De novo o fácil caminho em Passadiço...


... iniciado logo à saída da área urbana da cidade...

... e que continuaria até Esmoriz.


Confesso que sempre tive um fraquinho pela forma dos tetrápodes, e estes, 
pintados de cores vivas, ainda mais engraçados me pareciam

"Here comes the sun...."


Capela de Nossa Senhora da Aparecida

Praia de Paramos


O passadiço aqui foi já reconstruído num trajecto mais recuado 
do que o original, consequência do avanço do mar?

Que bem que luz a pequena Ponte da Barrinha, a lembrar uma ponte de jardim japonês... 

O painel explicativo e a entrada da lagoa...

...onde se mantêm de pé os apoios da anterior ponte...

... agora substituída por esta.

Os barcos de xávega estão aqui por todo o lado, e que bonitos ficam nas suas pinturas multicoloridas.

Uma rotunda de homenagem às Mulheres e Homens que fazem da xávega sustento.
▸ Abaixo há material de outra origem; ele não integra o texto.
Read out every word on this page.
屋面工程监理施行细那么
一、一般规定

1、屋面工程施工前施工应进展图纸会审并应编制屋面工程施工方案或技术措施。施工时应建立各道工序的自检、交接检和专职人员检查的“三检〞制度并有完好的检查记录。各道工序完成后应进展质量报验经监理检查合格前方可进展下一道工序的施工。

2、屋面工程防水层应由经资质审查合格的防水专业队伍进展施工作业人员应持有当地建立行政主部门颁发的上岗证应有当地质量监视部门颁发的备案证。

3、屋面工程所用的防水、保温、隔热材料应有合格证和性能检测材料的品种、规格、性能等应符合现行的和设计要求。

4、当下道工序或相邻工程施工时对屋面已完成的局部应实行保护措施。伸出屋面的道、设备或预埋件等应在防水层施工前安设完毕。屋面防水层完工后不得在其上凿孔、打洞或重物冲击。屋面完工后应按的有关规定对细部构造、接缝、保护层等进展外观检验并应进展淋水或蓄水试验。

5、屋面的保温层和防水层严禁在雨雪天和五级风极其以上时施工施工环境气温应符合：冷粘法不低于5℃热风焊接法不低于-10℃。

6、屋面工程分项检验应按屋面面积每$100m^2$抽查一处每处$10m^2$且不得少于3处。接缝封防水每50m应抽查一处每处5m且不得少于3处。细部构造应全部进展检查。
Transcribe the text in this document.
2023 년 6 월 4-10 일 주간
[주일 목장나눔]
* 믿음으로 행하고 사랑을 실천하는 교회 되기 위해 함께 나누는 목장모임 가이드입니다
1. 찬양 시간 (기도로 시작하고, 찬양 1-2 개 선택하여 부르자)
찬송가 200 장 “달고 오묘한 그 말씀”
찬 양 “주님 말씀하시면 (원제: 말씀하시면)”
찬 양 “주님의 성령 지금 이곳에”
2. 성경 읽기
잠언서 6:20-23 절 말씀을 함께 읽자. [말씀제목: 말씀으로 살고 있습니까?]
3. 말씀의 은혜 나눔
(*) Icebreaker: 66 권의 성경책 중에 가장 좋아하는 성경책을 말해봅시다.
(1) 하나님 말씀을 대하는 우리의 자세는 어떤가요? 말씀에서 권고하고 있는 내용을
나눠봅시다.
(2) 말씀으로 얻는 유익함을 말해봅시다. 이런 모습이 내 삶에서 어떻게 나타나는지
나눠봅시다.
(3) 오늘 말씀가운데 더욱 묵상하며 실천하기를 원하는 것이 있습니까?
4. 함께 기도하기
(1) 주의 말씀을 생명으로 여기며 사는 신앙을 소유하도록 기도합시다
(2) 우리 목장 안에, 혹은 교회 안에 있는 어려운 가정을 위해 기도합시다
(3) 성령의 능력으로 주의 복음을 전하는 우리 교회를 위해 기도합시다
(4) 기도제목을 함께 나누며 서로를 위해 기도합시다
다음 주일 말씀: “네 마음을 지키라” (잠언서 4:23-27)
os curiosos corações encrustados nas pedras do paredão da praia, em Maceda.


Velhos palheiros hoje transformados em habitação.







Não quereria viver num mundo sem cor, mas, por vezes, compensa deixá-la de lado....

O Senhor dos mares andou a lavar a louça, parece....

A densidade assustadora do bosque de acácias em Maceda... quanto mais se corta, mais se espessa, parece....

A longa e deserta praia...

... e um bar também deserto, num dos poucos aceso à linha de costa, nesta área.

Chorões e uma estranha cortina de acácias desnudas, a tapar a vista para o mar.

Impressionante a forma como as acácias tomam todo o metro de terra livre no pinhal....

Reta para um lado;...

...reta para o outro. De uma ponta a outra não encontrei vivalma.

Aqui tentei sair do pinhal para ir pela praia...

...mas arrependi-me e voltei à pista anterior...

... que termina no parque de campismo do Furadouro.


"Massa Fergunson".... não há limites para a nossa capacidade 
inventiva e para a facilidade com que dominamos o idioma de outros...

a forma como estes velhos tratores resistem a décadas de proximidade com o ar corrosivo do mar, sempre me causou admiração... e depois este ar, batido, patiné, ferrugento, acrescenta-lhes um interesse plástico que confesso, me fascina.

Tal como este velho batelão, que me lembra uma baleia estatelada...


A Praia do Furadouro e, tecnicamente, o fim da minha caminhada para sul.



Algumas bonitas casas com parede coberta a azulejo, já em Ovar.

 Capela das Almas dos Campos, sec. XVIII.

Capela de Nossa Senhora da Graça - sec. XVII, provável existência de edifício anterior.

Igreja Matriz de S. Cristóvão - sec. XVII.